Plants growing in close quarters are constantly competing to absorb the most sunlight and out-grow each other. However, when a plant succeeds in outgrowing another, it ultimately casts a shadow and blocks much-needed sunlight. To escape the impending shade created by rivals, plants are equipped with specialized light sensors that determine whether a nearby plant is robbing the sun or if a cloud is briefly passing overhead. That way, plants can continue to grow according to plan.
In a recent study, researchers from the Salk Institute examined how plants use such built-in light sensors to assess the quality of shade and detect the depletion of red and blue light, which are the wavelengths absorbed by vegetation and used for growth.

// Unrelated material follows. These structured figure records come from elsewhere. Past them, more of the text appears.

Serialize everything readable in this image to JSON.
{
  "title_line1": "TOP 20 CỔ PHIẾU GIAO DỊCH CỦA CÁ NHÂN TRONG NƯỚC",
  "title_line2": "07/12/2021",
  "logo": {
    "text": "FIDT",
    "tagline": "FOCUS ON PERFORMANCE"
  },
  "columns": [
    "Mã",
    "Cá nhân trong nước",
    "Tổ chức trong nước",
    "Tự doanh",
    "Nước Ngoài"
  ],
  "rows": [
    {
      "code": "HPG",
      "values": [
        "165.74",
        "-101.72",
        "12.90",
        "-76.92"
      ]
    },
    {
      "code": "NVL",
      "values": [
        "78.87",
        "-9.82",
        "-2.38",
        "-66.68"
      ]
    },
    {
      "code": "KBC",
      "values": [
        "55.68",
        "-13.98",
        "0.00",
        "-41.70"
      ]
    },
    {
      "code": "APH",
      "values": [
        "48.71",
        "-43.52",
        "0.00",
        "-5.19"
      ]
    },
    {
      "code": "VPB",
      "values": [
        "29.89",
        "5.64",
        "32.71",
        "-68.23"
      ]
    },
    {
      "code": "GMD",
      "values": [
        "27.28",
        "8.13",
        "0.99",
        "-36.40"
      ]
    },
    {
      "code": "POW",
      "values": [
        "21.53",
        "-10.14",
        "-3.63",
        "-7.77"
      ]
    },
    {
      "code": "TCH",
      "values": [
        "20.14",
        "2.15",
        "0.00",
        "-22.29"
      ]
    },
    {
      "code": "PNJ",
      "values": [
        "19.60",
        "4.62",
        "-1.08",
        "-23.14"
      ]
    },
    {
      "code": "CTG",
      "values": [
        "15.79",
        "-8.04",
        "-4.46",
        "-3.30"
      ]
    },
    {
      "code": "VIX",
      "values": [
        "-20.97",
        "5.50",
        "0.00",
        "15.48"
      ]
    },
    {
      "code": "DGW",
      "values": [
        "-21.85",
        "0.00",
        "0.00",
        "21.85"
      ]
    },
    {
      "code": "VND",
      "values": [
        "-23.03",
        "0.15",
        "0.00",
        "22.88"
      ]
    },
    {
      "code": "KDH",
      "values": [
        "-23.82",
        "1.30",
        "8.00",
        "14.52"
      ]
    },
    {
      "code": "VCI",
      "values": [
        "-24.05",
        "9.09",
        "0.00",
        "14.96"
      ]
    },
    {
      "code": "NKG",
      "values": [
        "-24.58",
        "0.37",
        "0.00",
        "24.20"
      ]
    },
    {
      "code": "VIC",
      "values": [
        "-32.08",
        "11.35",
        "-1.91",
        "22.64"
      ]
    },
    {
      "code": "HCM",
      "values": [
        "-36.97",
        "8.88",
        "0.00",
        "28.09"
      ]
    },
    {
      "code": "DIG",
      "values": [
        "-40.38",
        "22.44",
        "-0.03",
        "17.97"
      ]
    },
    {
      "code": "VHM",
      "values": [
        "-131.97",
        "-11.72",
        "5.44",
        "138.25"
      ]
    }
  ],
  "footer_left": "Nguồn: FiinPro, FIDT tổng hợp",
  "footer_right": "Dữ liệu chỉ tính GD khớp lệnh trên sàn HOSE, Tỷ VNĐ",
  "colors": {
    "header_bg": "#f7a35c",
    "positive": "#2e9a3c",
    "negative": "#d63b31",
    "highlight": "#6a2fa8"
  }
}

Ultimately, researchers found that blue light depletion triggers accelerated plant growth - a means to overcome taller, competing plants, according to a news release.

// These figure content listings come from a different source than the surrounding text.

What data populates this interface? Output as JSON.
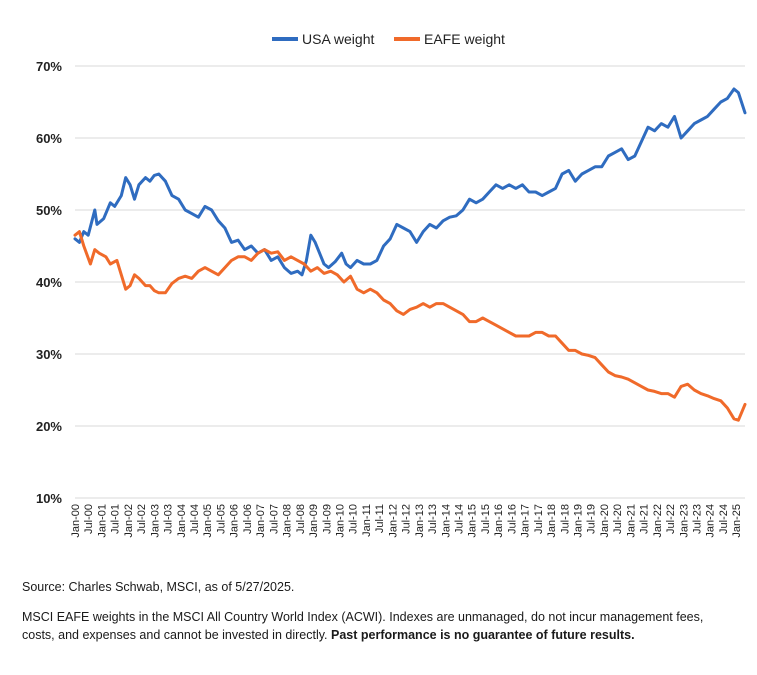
{
  "legend": [
    "USA weight",
    "EAFE weight"
  ],
  "colors": {
    "usa": "#2f6cc0",
    "eafe": "#f06a2a",
    "grid": "#d9d9d9"
  },
  "notes": {
    "source": "Source: Charles Schwab, MSCI, as of 5/27/2025.",
    "disclaimer": "MSCI EAFE weights in the MSCI All Country World Index (ACWI). Indexes are unmanaged, do not incur management fees, costs, and expenses and cannot be invested in directly.",
    "disclaimer_bold": "Past performance is no guarantee of future results."
  },
  "chart_data": {
    "type": "line",
    "title": "",
    "xlabel": "",
    "ylabel": "",
    "ylim": [
      10,
      70
    ],
    "yticks": [
      "10%",
      "20%",
      "30%",
      "40%",
      "50%",
      "60%",
      "70%"
    ],
    "grid": true,
    "legend_position": "top-center",
    "x_tick_labels": [
      "Jan-00",
      "Jul-00",
      "Jan-01",
      "Jul-01",
      "Jan-02",
      "Jul-02",
      "Jan-03",
      "Jul-03",
      "Jan-04",
      "Jul-04",
      "Jan-05",
      "Jul-05",
      "Jan-06",
      "Jul-06",
      "Jan-07",
      "Jul-07",
      "Jan-08",
      "Jul-08",
      "Jan-09",
      "Jul-09",
      "Jan-10",
      "Jul-10",
      "Jan-11",
      "Jul-11",
      "Jan-12",
      "Jul-12",
      "Jan-13",
      "Jul-13",
      "Jan-14",
      "Jul-14",
      "Jan-15",
      "Jul-15",
      "Jan-16",
      "Jul-16",
      "Jan-17",
      "Jul-17",
      "Jan-18",
      "Jul-18",
      "Jan-19",
      "Jul-19",
      "Jan-20",
      "Jul-20",
      "Jan-21",
      "Jul-21",
      "Jan-22",
      "Jul-22",
      "Jan-23",
      "Jul-23",
      "Jan-24",
      "Jul-24",
      "Jan-25"
    ],
    "x_range": [
      "2000-01",
      "2025-05"
    ],
    "series": [
      {
        "name": "USA weight",
        "color": "#2f6cc0",
        "points": [
          [
            "2000-01",
            46
          ],
          [
            "2000-03",
            45.5
          ],
          [
            "2000-05",
            47
          ],
          [
            "2000-07",
            46.5
          ],
          [
            "2000-10",
            50
          ],
          [
            "2000-11",
            48
          ],
          [
            "2001-02",
            48.8
          ],
          [
            "2001-05",
            51
          ],
          [
            "2001-07",
            50.5
          ],
          [
            "2001-10",
            52
          ],
          [
            "2001-12",
            54.5
          ],
          [
            "2002-02",
            53.5
          ],
          [
            "2002-04",
            51.5
          ],
          [
            "2002-06",
            53.5
          ],
          [
            "2002-09",
            54.5
          ],
          [
            "2002-11",
            54
          ],
          [
            "2003-01",
            54.8
          ],
          [
            "2003-03",
            55
          ],
          [
            "2003-06",
            54
          ],
          [
            "2003-09",
            52
          ],
          [
            "2003-12",
            51.5
          ],
          [
            "2004-03",
            50
          ],
          [
            "2004-06",
            49.5
          ],
          [
            "2004-09",
            49
          ],
          [
            "2004-12",
            50.5
          ],
          [
            "2005-03",
            50
          ],
          [
            "2005-06",
            48.5
          ],
          [
            "2005-09",
            47.5
          ],
          [
            "2005-12",
            45.5
          ],
          [
            "2006-03",
            45.8
          ],
          [
            "2006-06",
            44.5
          ],
          [
            "2006-09",
            45
          ],
          [
            "2006-12",
            44
          ],
          [
            "2007-03",
            44.5
          ],
          [
            "2007-06",
            43
          ],
          [
            "2007-09",
            43.5
          ],
          [
            "2007-12",
            42
          ],
          [
            "2008-03",
            41.2
          ],
          [
            "2008-06",
            41.5
          ],
          [
            "2008-08",
            41
          ],
          [
            "2008-10",
            43
          ],
          [
            "2008-12",
            46.5
          ],
          [
            "2009-02",
            45.5
          ],
          [
            "2009-04",
            44
          ],
          [
            "2009-06",
            42.5
          ],
          [
            "2009-08",
            42
          ],
          [
            "2009-11",
            42.8
          ],
          [
            "2010-02",
            44
          ],
          [
            "2010-04",
            42.5
          ],
          [
            "2010-06",
            42
          ],
          [
            "2010-09",
            43
          ],
          [
            "2010-12",
            42.5
          ],
          [
            "2011-03",
            42.5
          ],
          [
            "2011-06",
            43
          ],
          [
            "2011-09",
            45
          ],
          [
            "2011-12",
            46
          ],
          [
            "2012-03",
            48
          ],
          [
            "2012-06",
            47.5
          ],
          [
            "2012-09",
            47
          ],
          [
            "2012-12",
            45.5
          ],
          [
            "2013-03",
            47
          ],
          [
            "2013-06",
            48
          ],
          [
            "2013-09",
            47.5
          ],
          [
            "2013-12",
            48.5
          ],
          [
            "2014-03",
            49
          ],
          [
            "2014-06",
            49.2
          ],
          [
            "2014-09",
            50
          ],
          [
            "2014-12",
            51.5
          ],
          [
            "2015-03",
            51
          ],
          [
            "2015-06",
            51.5
          ],
          [
            "2015-09",
            52.5
          ],
          [
            "2015-12",
            53.5
          ],
          [
            "2016-03",
            53
          ],
          [
            "2016-06",
            53.5
          ],
          [
            "2016-09",
            53
          ],
          [
            "2016-12",
            53.5
          ],
          [
            "2017-03",
            52.5
          ],
          [
            "2017-06",
            52.5
          ],
          [
            "2017-09",
            52
          ],
          [
            "2017-12",
            52.5
          ],
          [
            "2018-03",
            53
          ],
          [
            "2018-06",
            55
          ],
          [
            "2018-09",
            55.5
          ],
          [
            "2018-12",
            54
          ],
          [
            "2019-03",
            55
          ],
          [
            "2019-06",
            55.5
          ],
          [
            "2019-09",
            56
          ],
          [
            "2019-12",
            56
          ],
          [
            "2020-03",
            57.5
          ],
          [
            "2020-06",
            58
          ],
          [
            "2020-09",
            58.5
          ],
          [
            "2020-12",
            57
          ],
          [
            "2021-03",
            57.5
          ],
          [
            "2021-06",
            59.5
          ],
          [
            "2021-09",
            61.5
          ],
          [
            "2021-12",
            61
          ],
          [
            "2022-03",
            62
          ],
          [
            "2022-06",
            61.5
          ],
          [
            "2022-09",
            63
          ],
          [
            "2022-12",
            60
          ],
          [
            "2023-03",
            61
          ],
          [
            "2023-06",
            62
          ],
          [
            "2023-09",
            62.5
          ],
          [
            "2023-12",
            63
          ],
          [
            "2024-03",
            64
          ],
          [
            "2024-06",
            65
          ],
          [
            "2024-09",
            65.5
          ],
          [
            "2024-12",
            66.8
          ],
          [
            "2025-02",
            66.3
          ],
          [
            "2025-05",
            63.5
          ]
        ]
      },
      {
        "name": "EAFE weight",
        "color": "#f06a2a",
        "points": [
          [
            "2000-01",
            46.5
          ],
          [
            "2000-03",
            47
          ],
          [
            "2000-05",
            45
          ],
          [
            "2000-08",
            42.5
          ],
          [
            "2000-10",
            44.5
          ],
          [
            "2000-12",
            44
          ],
          [
            "2001-03",
            43.5
          ],
          [
            "2001-05",
            42.5
          ],
          [
            "2001-08",
            43
          ],
          [
            "2001-10",
            41
          ],
          [
            "2001-12",
            39
          ],
          [
            "2002-02",
            39.5
          ],
          [
            "2002-04",
            41
          ],
          [
            "2002-06",
            40.5
          ],
          [
            "2002-09",
            39.5
          ],
          [
            "2002-11",
            39.5
          ],
          [
            "2003-01",
            38.8
          ],
          [
            "2003-03",
            38.5
          ],
          [
            "2003-06",
            38.5
          ],
          [
            "2003-09",
            39.8
          ],
          [
            "2003-12",
            40.5
          ],
          [
            "2004-03",
            40.8
          ],
          [
            "2004-06",
            40.5
          ],
          [
            "2004-09",
            41.5
          ],
          [
            "2004-12",
            42
          ],
          [
            "2005-03",
            41.5
          ],
          [
            "2005-06",
            41
          ],
          [
            "2005-09",
            42
          ],
          [
            "2005-12",
            43
          ],
          [
            "2006-03",
            43.5
          ],
          [
            "2006-06",
            43.5
          ],
          [
            "2006-09",
            43
          ],
          [
            "2006-12",
            44
          ],
          [
            "2007-03",
            44.5
          ],
          [
            "2007-06",
            44
          ],
          [
            "2007-09",
            44.2
          ],
          [
            "2007-12",
            43
          ],
          [
            "2008-03",
            43.5
          ],
          [
            "2008-06",
            43
          ],
          [
            "2008-09",
            42.5
          ],
          [
            "2008-12",
            41.5
          ],
          [
            "2009-03",
            42
          ],
          [
            "2009-06",
            41.2
          ],
          [
            "2009-09",
            41.5
          ],
          [
            "2009-12",
            41
          ],
          [
            "2010-03",
            40
          ],
          [
            "2010-06",
            40.8
          ],
          [
            "2010-09",
            39
          ],
          [
            "2010-12",
            38.5
          ],
          [
            "2011-03",
            39
          ],
          [
            "2011-06",
            38.5
          ],
          [
            "2011-09",
            37.5
          ],
          [
            "2011-12",
            37
          ],
          [
            "2012-03",
            36
          ],
          [
            "2012-06",
            35.5
          ],
          [
            "2012-09",
            36.2
          ],
          [
            "2012-12",
            36.5
          ],
          [
            "2013-03",
            37
          ],
          [
            "2013-06",
            36.5
          ],
          [
            "2013-09",
            37
          ],
          [
            "2013-12",
            37
          ],
          [
            "2014-03",
            36.5
          ],
          [
            "2014-06",
            36
          ],
          [
            "2014-09",
            35.5
          ],
          [
            "2014-12",
            34.5
          ],
          [
            "2015-03",
            34.5
          ],
          [
            "2015-06",
            35
          ],
          [
            "2015-09",
            34.5
          ],
          [
            "2015-12",
            34
          ],
          [
            "2016-03",
            33.5
          ],
          [
            "2016-06",
            33
          ],
          [
            "2016-09",
            32.5
          ],
          [
            "2016-12",
            32.5
          ],
          [
            "2017-03",
            32.5
          ],
          [
            "2017-06",
            33
          ],
          [
            "2017-09",
            33
          ],
          [
            "2017-12",
            32.5
          ],
          [
            "2018-03",
            32.5
          ],
          [
            "2018-06",
            31.5
          ],
          [
            "2018-09",
            30.5
          ],
          [
            "2018-12",
            30.5
          ],
          [
            "2019-03",
            30
          ],
          [
            "2019-06",
            29.8
          ],
          [
            "2019-09",
            29.5
          ],
          [
            "2019-12",
            28.5
          ],
          [
            "2020-03",
            27.5
          ],
          [
            "2020-06",
            27
          ],
          [
            "2020-09",
            26.8
          ],
          [
            "2020-12",
            26.5
          ],
          [
            "2021-03",
            26
          ],
          [
            "2021-06",
            25.5
          ],
          [
            "2021-09",
            25
          ],
          [
            "2021-12",
            24.8
          ],
          [
            "2022-03",
            24.5
          ],
          [
            "2022-06",
            24.5
          ],
          [
            "2022-09",
            24
          ],
          [
            "2022-12",
            25.5
          ],
          [
            "2023-03",
            25.8
          ],
          [
            "2023-06",
            25
          ],
          [
            "2023-09",
            24.5
          ],
          [
            "2023-12",
            24.2
          ],
          [
            "2024-03",
            23.8
          ],
          [
            "2024-06",
            23.5
          ],
          [
            "2024-09",
            22.5
          ],
          [
            "2024-12",
            21
          ],
          [
            "2025-02",
            20.8
          ],
          [
            "2025-05",
            23
          ]
        ]
      }
    ]
  }
}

"With this knowledge and discoveries like it, maybe you could eventually teach a plant to ignore the fact that it's in the shade and put out a lot of biomass anyway," Joanne Chory, senior author and director of Salk's Plant Molecular and Cellular Biology, said in the release.
Researchers focused on light-sensitive sensors known as cryptochromes, which react to reduced blue light by triggering the genes responsible for accelerated cell growth in plants. These blue light sensors are also associated with a plant's circadian rhythm, or biological clock, and are ultimately responsible for telling the plant when to grow and flower.
For their experiment, researchers placed normal and mutant Arabidopsis (rockcress) plants in a light-controlled room and then limited the amount of blue light they were exposed to. The genetically modified "mutant" plants lacked both cryptochromes and a PIF transcription factor - a type of protein that connects to the DNA so it can control which genes are switched on and off. Generally speaking, PIFs bind to phytochromes – or red light sensors – to switch off growth hormones.
When observing the plants' response to limited blue light, researchers discovered cryptochromes signal to the DNA transcription factors and activate genes completely different than what photoreceptors activate. This suggests plants are able to quickly respond to light changes in their environment. Knowing this, researchers could create modified plants that grow more aggressively, even in crowded or shaded areas.
"Ultimately, we could help farmers grow crops very close together by changing how plants put out leaves, how fast the leaves grow and at what angles the leaves grow relative to each other and the stem. This will help increase yield in the next few generations of crop plants," Chory added.
Their findings were published in the journal Cell.